I Suck At Academia

notes-514998_1280What feels like a long time ago, I was a 17-year old college freshman who didn’t want to get a degree in English with an emphasis on creative writing. I wanted writing classes, tips, tricks, and the know-how, but I didn’t want my stories anywhere near academia. I didn’t want them to be tainted or changed or turned into creative pieces that weren’t me. I didn’t want to write for the man, as the saying goes.

But after my disastrous novel-publishing experience (with a company that will remain unnamed), I caved and went to a writing class. I loved it and took more and more until I realized that I needed to major in English if I wanted to keep writing. So I did. I rocketed on to get honors, make the Dean’s list every year, get published in 3 college magazines, and get some scholarships. Now here I am in grad school, pulling B-s on my 25-page academic papers and failing miserably. All because I didn’t go for creative writing.

I understand with this academic and scholarly, pedagogy-centered writing I am a fish out of water (or a reverse centaur, which is very awkward for me to think of). I need to realize this and conform to the writing style if I want to succeed. Ew, there’s that word I hate. Conform.

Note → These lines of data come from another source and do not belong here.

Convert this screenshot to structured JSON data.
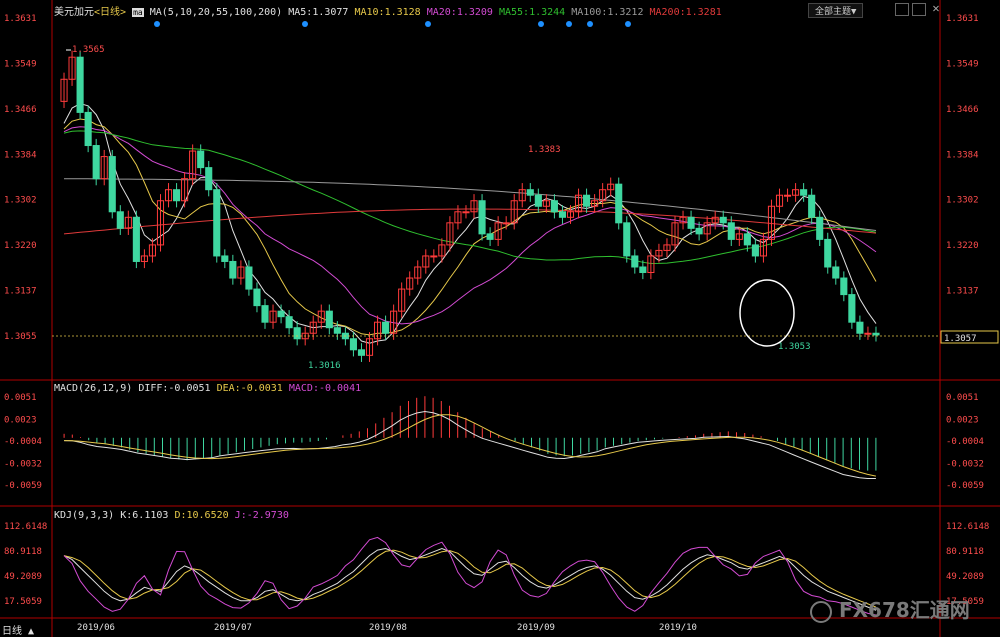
{
  "window": {
    "title": "美元加元",
    "period": "<日线>",
    "theme_label": "全部主题▼"
  },
  "ma_header": {
    "params": "MA(5,10,20,55,100,200)",
    "items": [
      {
        "label": "MA5:1.3077",
        "color": "#e0e0e0"
      },
      {
        "label": "MA10:1.3128",
        "color": "#e6c84a"
      },
      {
        "label": "MA20:1.3209",
        "color": "#d24bd2"
      },
      {
        "label": "MA55:1.3244",
        "color": "#2fbf2f"
      },
      {
        "label": "MA100:1.3212",
        "color": "#9a9a9a"
      },
      {
        "label": "MA200:1.3281",
        "color": "#e03a3a"
      }
    ]
  },
  "macd_header": {
    "params": "MACD(26,12,9)",
    "diff": "DIFF:-0.0051",
    "dea": "DEA:-0.0031",
    "macd": "MACD:-0.0041"
  },
  "kdj_header": {
    "params": "KDJ(9,3,3)",
    "k": "K:6.1103",
    "d": "D:10.6520",
    "j": "J:-2.9730"
  },
  "annotations": {
    "high": "1.3565",
    "low": "1.3016",
    "mid_high": "1.3383",
    "last_low": "1.3053",
    "current_price": "1.3057",
    "right_current": "1.3057",
    "right_dash": "1.3055"
  },
  "bottom": {
    "tab": "日线 ▲",
    "watermark_brand": "FX678",
    "watermark_cn": "汇通网"
  },
  "colors": {
    "up": "#ff3b3b",
    "down": "#3fd7a0",
    "axis": "#b00000",
    "label": "#ff4d4d"
  },
  "chart_data": [
    {
      "type": "candlestick",
      "title": "美元加元 日线",
      "ylim": [
        1.3016,
        1.3631
      ],
      "y_ticks": [
        "1.3631",
        "1.3549",
        "1.3466",
        "1.3384",
        "1.3302",
        "1.3220",
        "1.3137",
        "1.3055"
      ],
      "x_ticks": [
        "2019/06",
        "2019/07",
        "2019/08",
        "2019/09",
        "2019/10"
      ],
      "close": [
        1.352,
        1.356,
        1.346,
        1.34,
        1.334,
        1.338,
        1.328,
        1.325,
        1.327,
        1.319,
        1.32,
        1.322,
        1.33,
        1.332,
        1.33,
        1.334,
        1.339,
        1.336,
        1.332,
        1.32,
        1.319,
        1.316,
        1.318,
        1.314,
        1.311,
        1.308,
        1.31,
        1.309,
        1.307,
        1.305,
        1.306,
        1.308,
        1.31,
        1.307,
        1.306,
        1.305,
        1.303,
        1.302,
        1.305,
        1.308,
        1.306,
        1.31,
        1.314,
        1.316,
        1.318,
        1.32,
        1.32,
        1.322,
        1.326,
        1.328,
        1.328,
        1.33,
        1.324,
        1.323,
        1.326,
        1.326,
        1.33,
        1.332,
        1.331,
        1.329,
        1.33,
        1.328,
        1.327,
        1.328,
        1.331,
        1.329,
        1.33,
        1.332,
        1.333,
        1.326,
        1.32,
        1.318,
        1.317,
        1.32,
        1.321,
        1.322,
        1.326,
        1.327,
        1.325,
        1.324,
        1.326,
        1.327,
        1.326,
        1.323,
        1.324,
        1.322,
        1.32,
        1.323,
        1.329,
        1.331,
        1.331,
        1.332,
        1.331,
        1.327,
        1.323,
        1.318,
        1.316,
        1.313,
        1.308,
        1.306,
        1.306,
        1.3057
      ],
      "ma5_tail": "1.3077",
      "ma200": "1.3281"
    },
    {
      "type": "bar",
      "title": "MACD(26,12,9)",
      "y_ticks": [
        "0.0051",
        "0.0023",
        "-0.0004",
        "-0.0032",
        "-0.0059"
      ],
      "ylim": [
        -0.0078,
        0.0062
      ],
      "macd": [
        0.0005,
        0.0004,
        0.0001,
        -0.0003,
        -0.0006,
        -0.0008,
        -0.001,
        -0.0012,
        -0.0015,
        -0.0018,
        -0.002,
        -0.0022,
        -0.0024,
        -0.0026,
        -0.0027,
        -0.0028,
        -0.0027,
        -0.0026,
        -0.0025,
        -0.0022,
        -0.002,
        -0.0018,
        -0.0016,
        -0.0014,
        -0.0012,
        -0.001,
        -0.0008,
        -0.0007,
        -0.0006,
        -0.0006,
        -0.0005,
        -0.0004,
        -0.0002,
        0.0,
        0.0003,
        0.0005,
        0.0008,
        0.0012,
        0.0018,
        0.0025,
        0.0032,
        0.004,
        0.0046,
        0.005,
        0.0052,
        0.005,
        0.0046,
        0.004,
        0.0032,
        0.0025,
        0.0018,
        0.0012,
        0.0008,
        0.0004,
        0.0,
        -0.0004,
        -0.0008,
        -0.0012,
        -0.0016,
        -0.002,
        -0.0022,
        -0.0023,
        -0.0022,
        -0.002,
        -0.0018,
        -0.0016,
        -0.0012,
        -0.001,
        -0.0008,
        -0.0006,
        -0.0004,
        -0.0003,
        -0.0002,
        -0.0001,
        0.0,
        0.0001,
        0.0002,
        0.0003,
        0.0005,
        0.0006,
        0.0007,
        0.0008,
        0.0007,
        0.0006,
        0.0004,
        0.0002,
        0.0,
        -0.0004,
        -0.0008,
        -0.0012,
        -0.0016,
        -0.002,
        -0.0024,
        -0.0028,
        -0.0032,
        -0.0036,
        -0.0038,
        -0.004,
        -0.0041,
        -0.0041
      ]
    },
    {
      "type": "line",
      "title": "KDJ(9,3,3)",
      "y_ticks": [
        "112.6148",
        "80.9118",
        "49.2089",
        "17.5059"
      ],
      "ylim": [
        0,
        120
      ],
      "k": [
        75,
        70,
        60,
        50,
        40,
        30,
        22,
        18,
        20,
        28,
        35,
        32,
        30,
        42,
        55,
        62,
        58,
        50,
        42,
        35,
        28,
        22,
        18,
        18,
        22,
        30,
        32,
        26,
        20,
        18,
        20,
        26,
        30,
        35,
        40,
        48,
        55,
        65,
        75,
        82,
        84,
        80,
        74,
        70,
        72,
        76,
        80,
        84,
        80,
        70,
        60,
        52,
        50,
        58,
        66,
        68,
        60,
        50,
        42,
        36,
        34,
        38,
        44,
        50,
        56,
        60,
        62,
        58,
        50,
        40,
        30,
        22,
        20,
        24,
        30,
        38,
        48,
        58,
        66,
        72,
        76,
        74,
        70,
        66,
        60,
        58,
        62,
        66,
        70,
        74,
        70,
        60,
        50,
        42,
        36,
        30,
        26,
        22,
        18,
        14,
        10,
        6
      ]
    }
  ]
}
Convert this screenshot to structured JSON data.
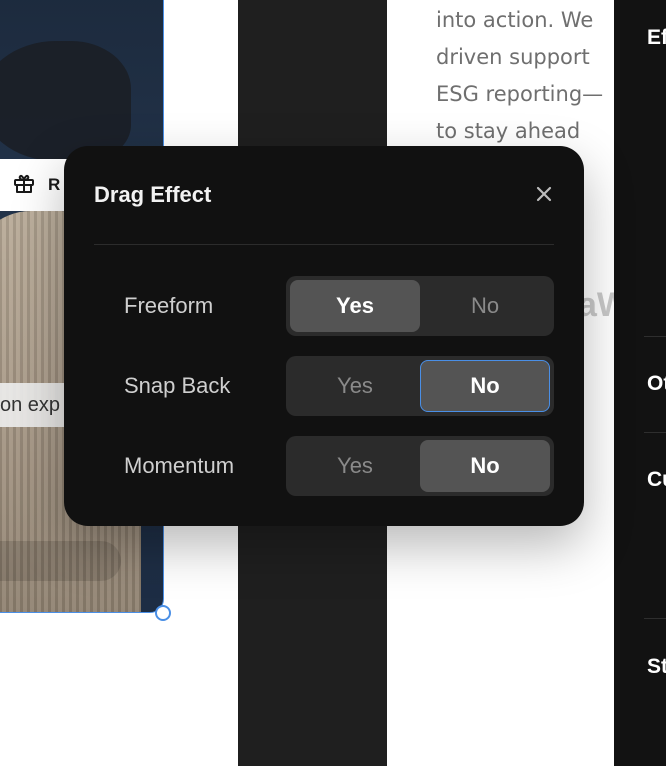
{
  "background": {
    "gift_chip_text": "R",
    "caption_chip_text": "on exp",
    "body_text_lines": [
      "into action. We",
      "driven support",
      "ESG reporting—",
      "to stay ahead"
    ],
    "faded_word": "aW",
    "side_panel_labels": [
      "Ef",
      "Ot",
      "Cu",
      "St"
    ]
  },
  "popover": {
    "title": "Drag Effect",
    "close_icon": "close-icon",
    "rows": [
      {
        "label": "Freeform",
        "yes": "Yes",
        "no": "No",
        "selected": "Yes"
      },
      {
        "label": "Snap Back",
        "yes": "Yes",
        "no": "No",
        "selected": "No"
      },
      {
        "label": "Momentum",
        "yes": "Yes",
        "no": "No",
        "selected": "No"
      }
    ]
  },
  "colors": {
    "accent": "#4a8fe6",
    "popover_bg": "#111111",
    "segment_bg": "#2b2b2b",
    "segment_active": "#545454"
  }
}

It means taking your spark out; that spark that Donald Maas encouraged writers to hold on to. I know there are ways to still have a unique, fun tone in academia, but really there’s not either. Academic writing is like the science-math person among creative writers. It’s for a different people. I am a chameleon though, so I should be able to pick it up. I just can’t make myself do it.

This is why I (and others like me) have to work even harder than others who are in love academic writing. I read all the text books and required reading so I can participate in discussion. I write all the papers I’m told. In grad school, this is already 6 or so hours of work. Then I do 2 assistantships worth of work as well. We’re up to about 8 hours of work. I also hold a job outside of school and the assistantships. Then, finally, I get to come home and work on the one thing I care about: creative writing. I may be lame and narrow-minded for only loving one thing this much, but that’s who I am. There are enough people on the planet to do other things. So now, I have to squeeze in creative writing time around working out and staying healthy.

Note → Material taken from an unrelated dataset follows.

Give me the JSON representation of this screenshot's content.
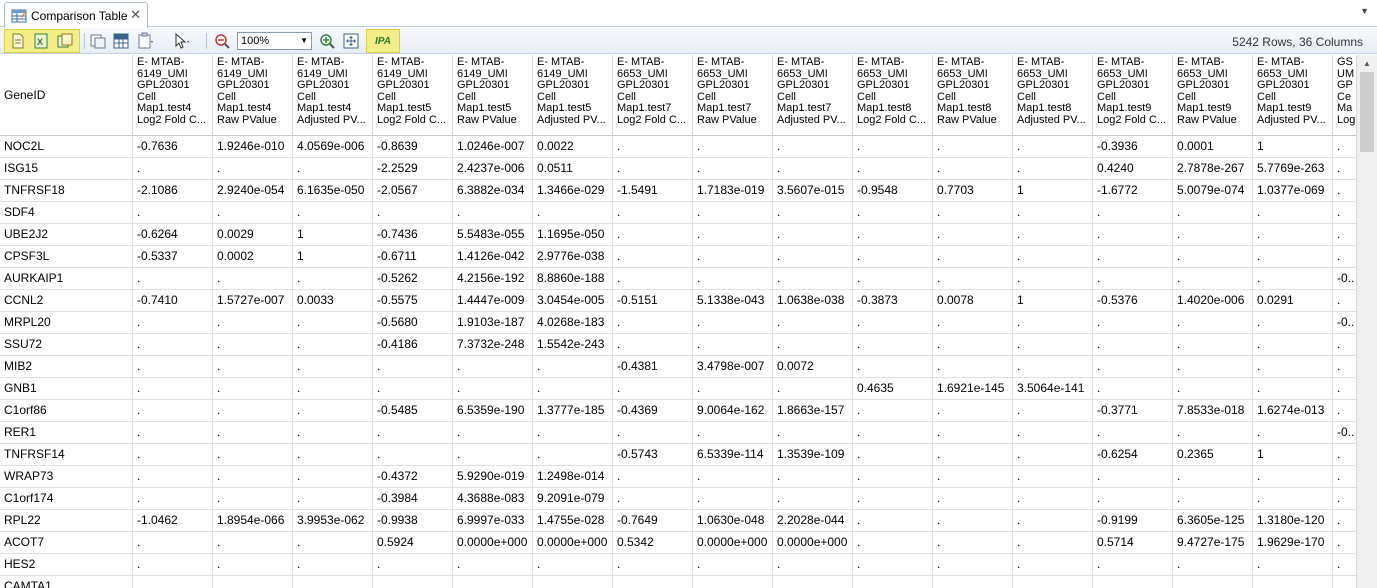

What I, and others like me, have to do is crazy. Time management is my new major. I am so organized and together that I can come home to write. I have to be, because I want to write creatively more than anything else. So I have to work harder and put out thousands of more words than the regular grad student. But I will do it because I want to pay bills in the future, and because I want to be a story-teller. And I will. One day.